Reilly cited SFR owners’ ability to implement technological updates and changes quickly on a national level as crucial to the success or failure of companies in the space.
“Those who had the right vendor partners and the right networks in place were able to create positive outcomes for residents and investors. Capital market investors have already taken notice and like what they see,” Reilly said. “That’s during a pandemic! That tells me the industry’s best days are still ahead of it.”

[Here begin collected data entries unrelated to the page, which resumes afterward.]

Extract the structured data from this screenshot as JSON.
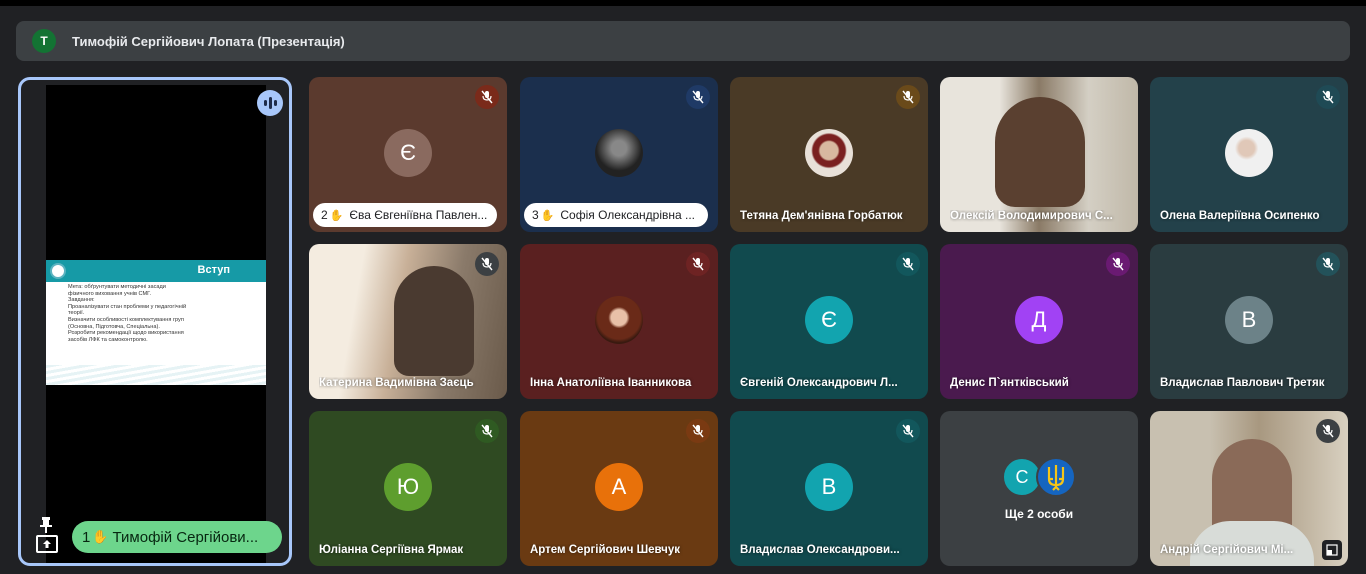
{
  "presenter_bar": {
    "avatar_letter": "T",
    "title": "Тимофій Сергійович Лопата (Презентація)"
  },
  "presentation": {
    "slide_title": "Вступ",
    "slide_body": "Мета: обґрунтувати методичні засади\nфізичного виховання учнів СМГ.\nЗавдання:\nПроаналізувати стан проблеми у педагогічній\nтеорії.\nВизначити особливості комплектування груп\n(Основна, Підготовча, Спеціальна).\nРозробити рекомендації щодо використання\nзасобів ЛФК та самоконтролю.",
    "presenter_hand_num": "1",
    "presenter_name": "Тимофій Сергійови..."
  },
  "tiles": [
    {
      "name": "Єва Євгеніївна Павлен...",
      "hand_num": "2",
      "initial": "Є",
      "bg": "#5b3a2e",
      "circle": "#8a6a5f",
      "mic_bg": "#7a2a1a"
    },
    {
      "name": "Софія Олександрівна ...",
      "hand_num": "3",
      "bg": "#1b2f4d",
      "mic_bg": "#1f3a66"
    },
    {
      "name": "Тетяна Дем'янівна Горбатюк",
      "bg": "#4a3a26",
      "mic_bg": "#6a4a1a"
    },
    {
      "name": "Олексій Володимирович С...",
      "bg": "#b8a890"
    },
    {
      "name": "Олена Валеріївна Осипенко",
      "bg": "#23414a",
      "mic_bg": "#1f4a55"
    },
    {
      "name": "Катерина Вадимівна Заєць",
      "bg": "#c9b8a5",
      "mic_bg": "#3c4043"
    },
    {
      "name": "Інна Анатоліївна Іванникова",
      "bg": "#5a2020",
      "mic_bg": "#6e2323"
    },
    {
      "name": "Євгеній Олександрович Л...",
      "initial": "Є",
      "bg": "#114a4e",
      "circle": "#12a4af",
      "mic_bg": "#12575c"
    },
    {
      "name": "Денис П`янтківський",
      "initial": "Д",
      "bg": "#4a1a4e",
      "circle": "#a142f4",
      "mic_bg": "#6a1a72"
    },
    {
      "name": "Владислав Павлович Третяк",
      "initial": "В",
      "bg": "#2a3c40",
      "circle": "#6c8288",
      "mic_bg": "#23525a"
    },
    {
      "name": "Юліанна Сергіївна Ярмак",
      "initial": "Ю",
      "bg": "#2f4a22",
      "circle": "#5e9e2e",
      "mic_bg": "#2f5a22"
    },
    {
      "name": "Артем Сергійович Шевчук",
      "initial": "А",
      "bg": "#6a3a12",
      "circle": "#e8710a",
      "mic_bg": "#7a3a12"
    },
    {
      "name": "Владислав Олександрови...",
      "initial": "В",
      "bg": "#114a4e",
      "circle": "#12a4af",
      "mic_bg": "#12575c"
    },
    {
      "more_initial": "С",
      "label": "Ще 2 особи",
      "bg": "#3c4043"
    },
    {
      "name": "Андрій Сергійович Мі...",
      "bg": "#a8a090",
      "mic_bg": "#3c4043"
    }
  ]
}
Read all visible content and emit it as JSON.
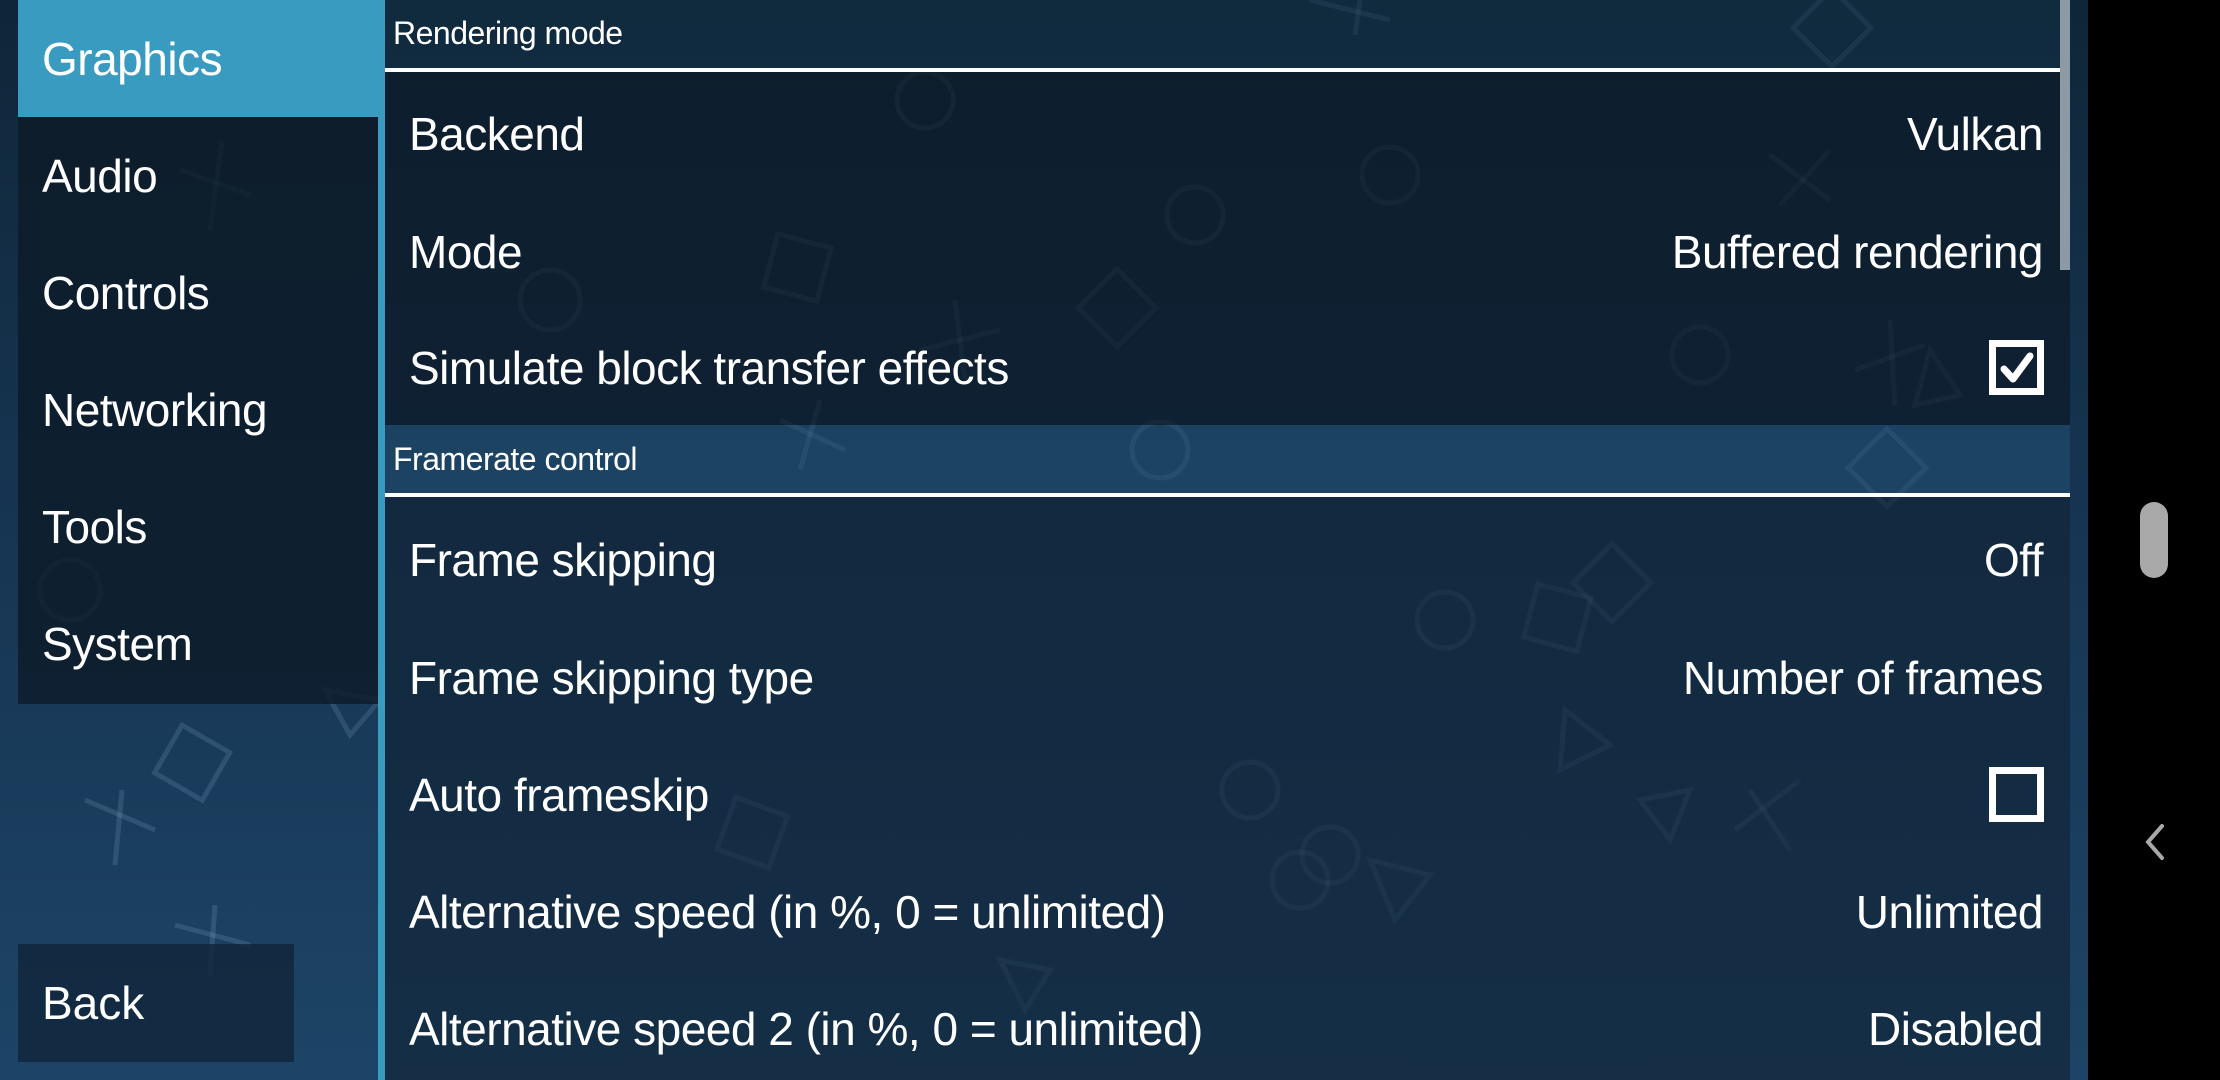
{
  "sidebar": {
    "items": [
      {
        "label": "Graphics",
        "active": true
      },
      {
        "label": "Audio",
        "active": false
      },
      {
        "label": "Controls",
        "active": false
      },
      {
        "label": "Networking",
        "active": false
      },
      {
        "label": "Tools",
        "active": false
      },
      {
        "label": "System",
        "active": false
      }
    ],
    "back_label": "Back"
  },
  "groups": [
    {
      "header": "Rendering mode",
      "rows": [
        {
          "label": "Backend",
          "value": "Vulkan",
          "type": "choice"
        },
        {
          "label": "Mode",
          "value": "Buffered rendering",
          "type": "choice"
        },
        {
          "label": "Simulate block transfer effects",
          "checked": true,
          "type": "checkbox"
        }
      ]
    },
    {
      "header": "Framerate control",
      "rows": [
        {
          "label": "Frame skipping",
          "value": "Off",
          "type": "choice"
        },
        {
          "label": "Frame skipping type",
          "value": "Number of frames",
          "type": "choice"
        },
        {
          "label": "Auto frameskip",
          "checked": false,
          "type": "checkbox"
        },
        {
          "label": "Alternative speed (in %, 0 = unlimited)",
          "value": "Unlimited",
          "type": "choice"
        },
        {
          "label": "Alternative speed 2 (in %, 0 = unlimited)",
          "value": "Disabled",
          "type": "choice"
        }
      ]
    }
  ],
  "colors": {
    "accent": "#3a9bc1",
    "text": "#ffffff",
    "scrollbar": "#8b9aa4"
  },
  "navbar": {
    "home_icon": "home-pill-icon",
    "back_icon": "back-chevron-icon"
  }
}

Sidebar: The Radian Timeline: 1977-Present
1977: Established in the mortgage insurance industry as Commonwealth Mortgage Assurance Company (CMAC)
1992: CMAC goes public
1999: CMAC merges with Amerin companies to create Radian and its mortgage insurance subsidiary, NYSE:RDN
2003: Green River Capital (parent company, Radian) launches REO asset management services, making the company the longest-standing REO asset management provider in the industry
2012: Radian debuts the first-ever mortgage-insurance rate quote app, Radian Rates
2013: Green River Capital approached to do due diligence and valuation of a new SFR securitization, leading to Radian’s involvement in every subsequent borrower issuance of that nature from that time forward
2014: Radian officially acquires Green River Capital, an established REO asset management provider
2015: Radian adds title and closing services to its offerings, partners with the Asian Real Estate Association of America, the National Association of Hispanic Real Estate Professionals, and the National Association of Real Estate Brokers to “help lenders better serve homebuyers”

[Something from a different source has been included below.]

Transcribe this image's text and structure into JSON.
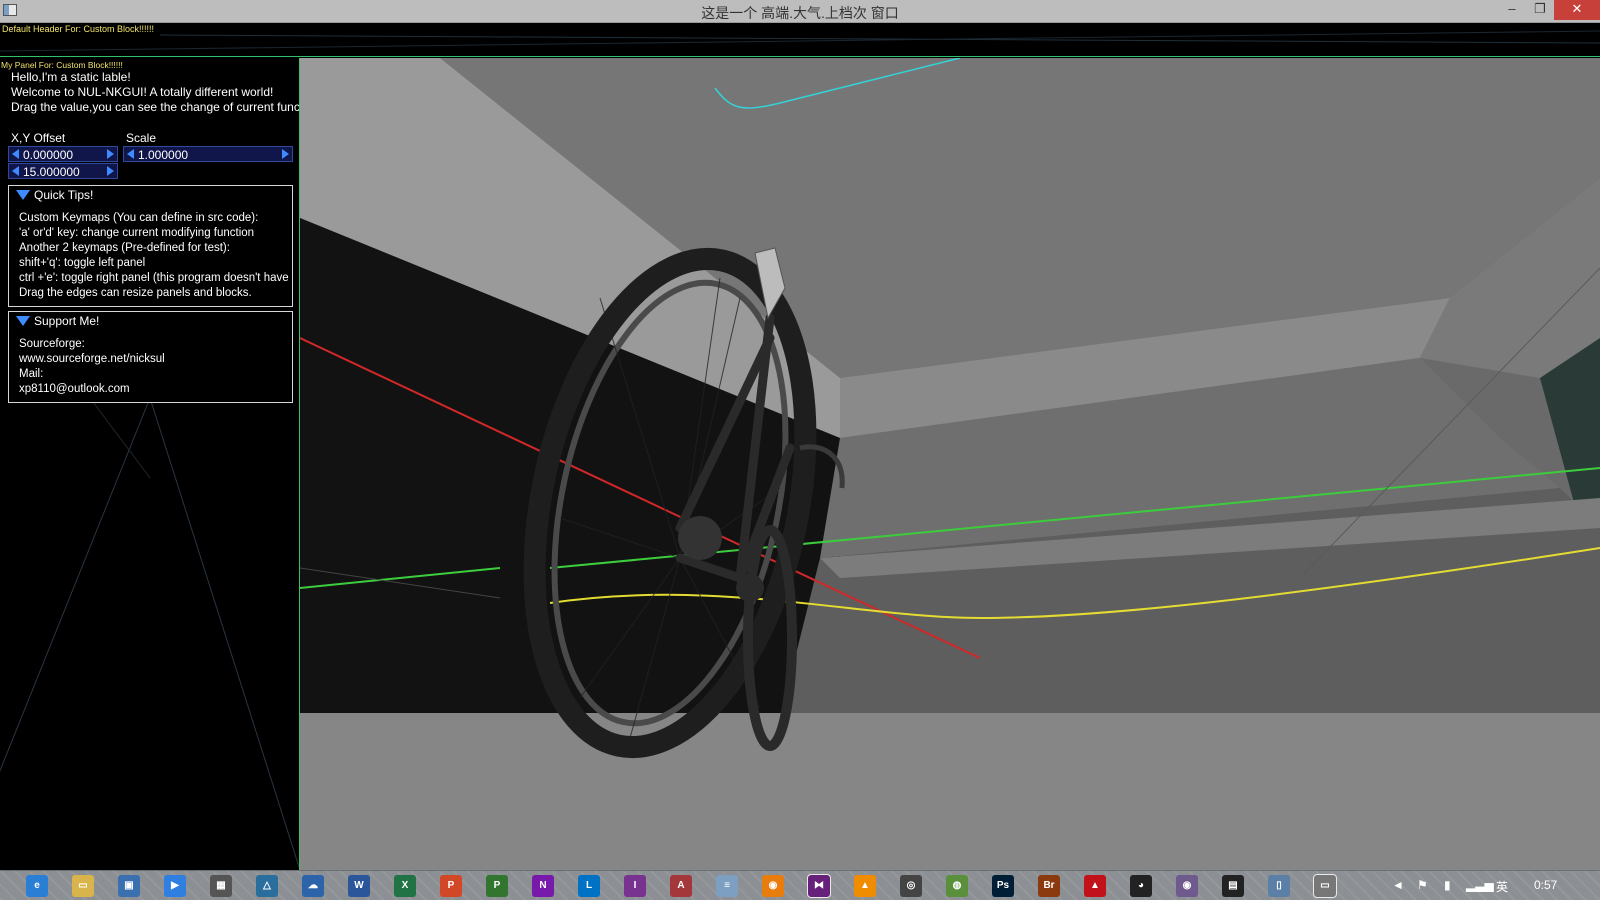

2017: Radian provides due diligence and valuation services for government-sponsored enterprises SFR-financing pilot program
2018: Radian Title Insurance brings title and settlement services directly to homebuyers, Radian acquires cutting-edge vendor-management technology
Radian unveils its One Radian model, blending decades of risk-management expertise with the power of data, technology and analytics.
2019: Radian acquires Five Bridges Advisors LLC to strengthen resources and the ability to reduce risk using data analytics, AI, machine learning and traditional econometric techniques.